Now put $w=(\exp(z)-1)/\exp(az)$ to get

$$\frac{1}{n} \frac{1}{2\pi i} \int_{|z|=\varepsilon} \frac{\exp(anz)}{(\exp(z)-1)^n} \; dz.$$

Next introduce $v=\exp(z)$ to obtain

$$\frac{1}{n} \frac{1}{2\pi i} \int_{|v-1|=\rho} \frac{v^{an-1}}{(v-1)^n} \; dv \\ = \frac{1}{n} \frac{1}{2\pi i} \int_{|v-1|=\rho} \frac{1}{(v-1)^n} \sum_{q=0}^{an-1} {an-1\choose q} (v-1)^q \; dv \\ = \frac{1}{n} {an-1\choose n-1} = \frac{1}{an} {an\choose n}.$$

This is the first part of the task. With the second part for the ratio between consecutive terms we find

$$\frac{an+a}{an} \frac{(an)!}{n! \times (an-n)!} \frac{(n+1)! \times (an+a-n-1)!}{(an+a)!}.$$

Now we have

$$\frac{(an)!}{(an+a)!} = \prod_{q=1}^a \frac{1}{an+q} = \frac{1}{(an)^a} \prod_{q=1}^a \frac{1}{1+q/a/n} \\ = \frac{1}{(an)^a} \exp\left[\sum_{q=1}^a \log \frac{1}{1+q/a/n} \right].$$

With $n$ large we may replace the logarithm with the first term of its Taylor series to get

$$\frac{1}{(an)^a} \exp\left[- \frac{1}{an} \sum_{q=1}^a q \right] = \frac{1}{(an)^a} \exp\left[- \frac{1}{2} \frac{a+1}{n}\right].$$

We also have

$$\frac{(an+a-n-1)!}{(an-n)!} = \prod_{q=1}^{a-1} (an-n+q) = (an-n)^{a-1} \prod_{q=1}^{a-1} (1+q/(a-1)/n) \\ = (an-n)^{a-1} \exp\left[ \sum_{q=1}^{a-1} \log (1+q/(a-1)/n) \right] \sim (an-n)^{a-1} \exp\left[\frac{1}{(a-1)n} \sum_{q=1}^{a-1} q \right] = (an-n)^{a-1} \exp\left[\frac{1}{2} \frac{a}{n} \right].$$

Collecting everything,

$$\frac{(n+1)^2}{n} n^{a-1} (a-1)^{a-1} \frac{1}{n^a a^a} \exp\left[-\frac{1}{2n}\right] \\ = \frac{(n+1)^2}{n^2} \frac{(a-1)^{a-1}}{a^a} \exp\left[-\frac{1}{2n}\right] \sim \frac{(a-1)^{a-1}}{a^a}.$$

This will do it for the radius of convergence.

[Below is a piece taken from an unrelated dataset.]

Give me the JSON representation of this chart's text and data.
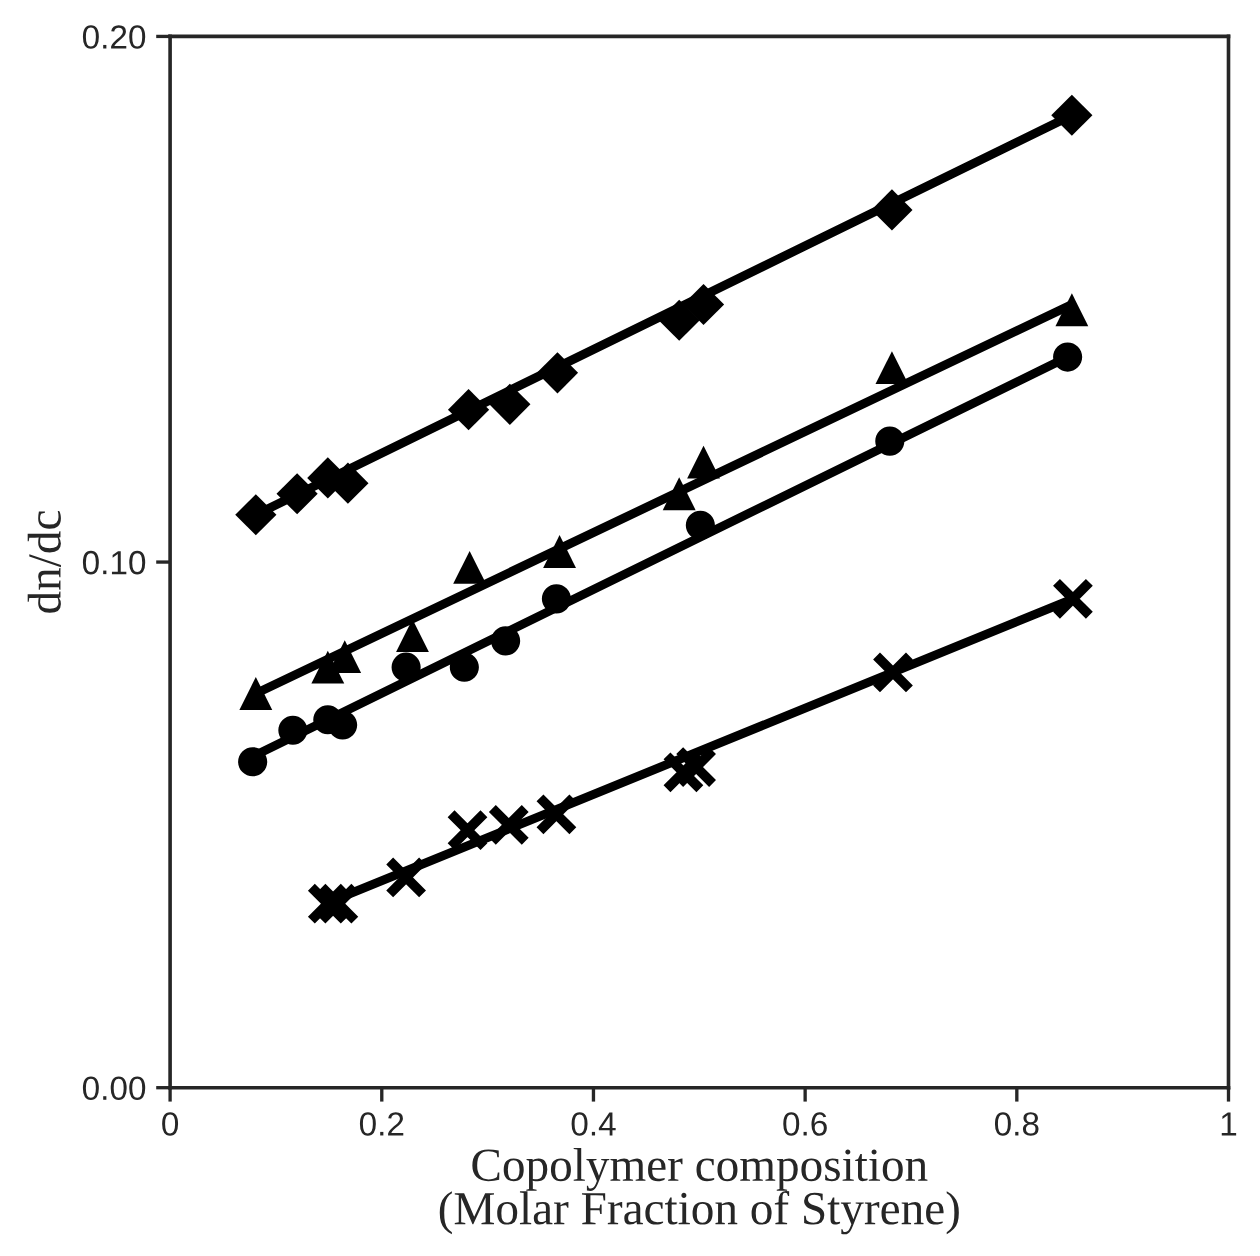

Remark on the contours. We have $z=w+\cdots$ from the problem statement and the functional equation (computing $c_1$ by substitution) so we may actually take $\varepsilon=\gamma.$ We also have $v=1+z+\cdots$ so we may take $\rho=\varepsilon=\gamma.$ Here $\gamma\lt (a-1)^{a-1}/a^a \lt 1 \lt 2\pi.$ With a non-zero radius of convergence this series about the origin represents an analytic function $g(w)$ there, which justifies the initial application of the CCF to $g'(w).$ Supposing analyticity in a neighborhood of the origin we have obtained just such a branch and the corresponding radius of convergence.